Greene forderte alle Christen in Trumps Umfeld auf, »auf die Knie zu gehen, Gott um Vergebung zu bitten, aufzuhören, den Präsidenten anzubeten, und Trumps Wahnsinn entgegenzutreten«. Sie betonte, dass Trumps Drohung, Kraftwerke und Brücken zu bombardieren, dem iranischen Volk schade – »genau dem Volk, das Trump angeblich befreien wollte«.

Demokraten fordern Kongress zum Eingreifen auf

Führende Demokraten drängen den Kongress zum Eingreifen.

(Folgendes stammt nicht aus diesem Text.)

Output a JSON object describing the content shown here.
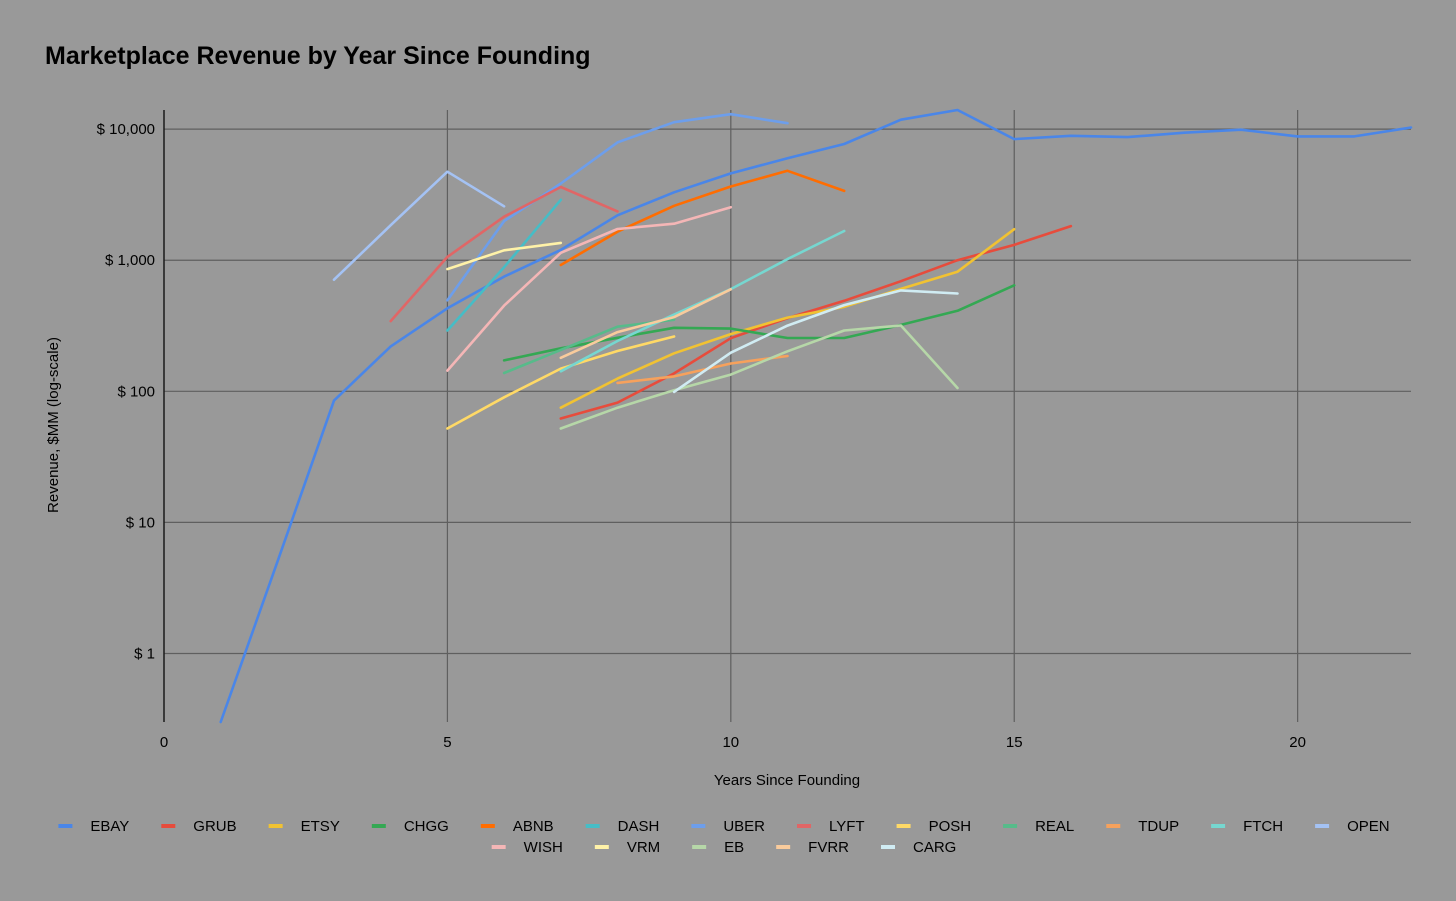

Minderheitsführer Chuck Schumer bezeichnete Trumps Äußerungen als Toben »wie ein durchgedrehter Irrer«. »Er droht mit möglichen Kriegsverbrechen und verprellt Verbündete«, schrieb Schumer bei X. »So ist er, aber so sind wir nicht. Unser Land verdient so viel Besseres.«

Senator Bernie Sanders ging noch weiter und bezeichnete Trumps Post als »die wirren Äußerungen eines gefährlichen und psychisch labilen Menschen«. Sanders forderte entschieden: »Der Kongress muss JETZT handeln. Beendet diesen Krieg.«

Weitere demokratische Stimmen der Kritik

Auch andere Demokraten äußerten sich ähnlich scharf:

  • Chris Murphy: »Das ist völlig, absolut wahnsinnig. Er hat bereits Tausende getötet. Er wird noch Tausende weitere töten.«
  • Ro Khanna forderte beim Sender NBC: »Wir müssen diesen Krieg jetzt beenden. Wir brauchen einen sofortigen Waffenstillstand.«

Iranische Reaktion und regionale Gefahren

Der iranische Parlamentspräsident Mohammad Bagher Ghalibaf reagierte ebenfalls auf X und warnte, dass mit »Kriegsverbrechen« nichts erreicht werden könne. Die einzige Lösung bestehe darin, »die Rechte des iranischen Volkes zu respektieren und dieses gefährliche Spiel zu beenden«.

Ghalibaf drohte zudem, dass die »leichtsinnigen Schachzüge« die gesamte Region in Flammen aufgehen lassen könnten – eine Warnung vor einer weiteren Eskalation des bereits angespannten Konflikts.

Die scharfen Reaktionen aus beiden politischen Lagern der USA zeigen, wie kontrovers Trumps Äußerungen aufgenommen werden. Während die Demokraten ein sofortiges Eingreifen des Kongresses fordern, kommt die Kritik von Marjorie Taylor Greene besonders überraschend, da sie früher zu den treuesten Unterstützern Trumps gehörte.

Die Situation bleibt angespannt, und viele Beobachter befürchten eine weitere Eskalation des Konflikts zwischen den USA und Iran, der bereits seit Jahren schwelt und durch solche Drohungen zusätzlich angefacht wird.